Jonathan continued, “Well, on the one hand, you’re pissed that we didn’t shoot sooner, and on the other, you’re pissed that we’ve killed too many. I don’t think you can have that one both ways.”
“You know what I mean,” Tristan said. “That guy was this close to blowing my brains out.”
“Yet your brains are still tucked in and his are hanging out his forehead.” Jonathan holstered the MP7 and made his first real eye contact with Tristan during this exchange. “I did not use you as bait. I left you alone so that if shooting started, the bullets aimed at me would in fact stay away from you. Sometimes Lady Luck gets in the way. You happened to be right where that point man walked.”
“But you waited—”
“—until exactly the moment when I had no choice but to shoot.” Jonathan completed Tristan’s sentence for him. “As for the numbers killed, trust me. I’d be thrilled if all I had to do in my job was to ask for the peaceful return of hostages and then get them. It so rarely happens that way.”
The sound of radio chatter drew Jonathan’s attention to the Sandcat. Someone was asking for a situation report.
“Big Guy!” Jonathan yelled.
“I heard.”
“Let’s drag these bodies off the road and get the hell out of here.”

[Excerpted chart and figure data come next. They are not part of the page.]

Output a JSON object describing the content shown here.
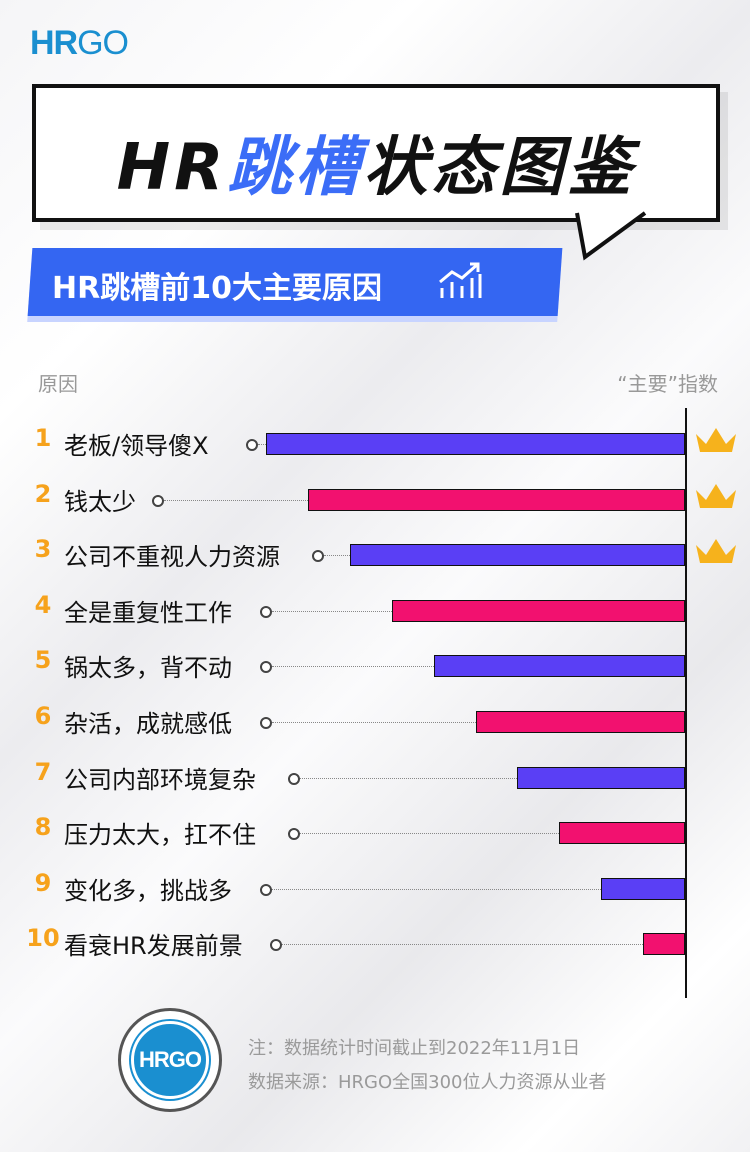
{
  "brand": {
    "logo_hr": "HR",
    "logo_go": "GO",
    "circle_logo": "HRGO"
  },
  "title": {
    "part1": "HR",
    "part2": "跳槽",
    "part3": "状态图鉴"
  },
  "subtitle": "HR跳槽前10大主要原因",
  "header": {
    "left": "原因",
    "right": "“主要”指数"
  },
  "chart_data": {
    "type": "bar",
    "orientation": "horizontal",
    "categories": [
      "老板/领导傻X",
      "钱太少",
      "公司不重视人力资源",
      "全是重复性工作",
      "锅太多，背不动",
      "杂活，成就感低",
      "公司内部环境复杂",
      "压力太大，扛不住",
      "变化多，挑战多",
      "看衰HR发展前景"
    ],
    "ranks": [
      "1",
      "2",
      "3",
      "4",
      "5",
      "6",
      "7",
      "8",
      "9",
      "10"
    ],
    "values": [
      10,
      9,
      8,
      7,
      6,
      5,
      4,
      3,
      2,
      1
    ],
    "colors": [
      "#5a3ff5",
      "#f2116f",
      "#5a3ff5",
      "#f2116f",
      "#5a3ff5",
      "#f2116f",
      "#5a3ff5",
      "#f2116f",
      "#5a3ff5",
      "#f2116f"
    ],
    "crowned_top": 3,
    "crown_color": "#f6b21c",
    "rank_color": "#f6a21c"
  },
  "notes": {
    "line1": "注：数据统计时间截止到2022年11月1日",
    "line2": "数据来源：HRGO全国300位人力资源从业者"
  }
}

“What’s happening?” Tristan asked.
Jonathan grabbed a corpse by his shirt collar and started dragging it back toward the vehicle he’d arrived in. “These guys are from the Mexican Military Police,” he explained, a little embarrassed by the strain in his voice caused by the physical effort. “They knew the terrorists who kidnapped you by name, and they were out here specifically looking for the vehicle that we took from the church. In my book, that ties them to the terrorists who took you and your friends.”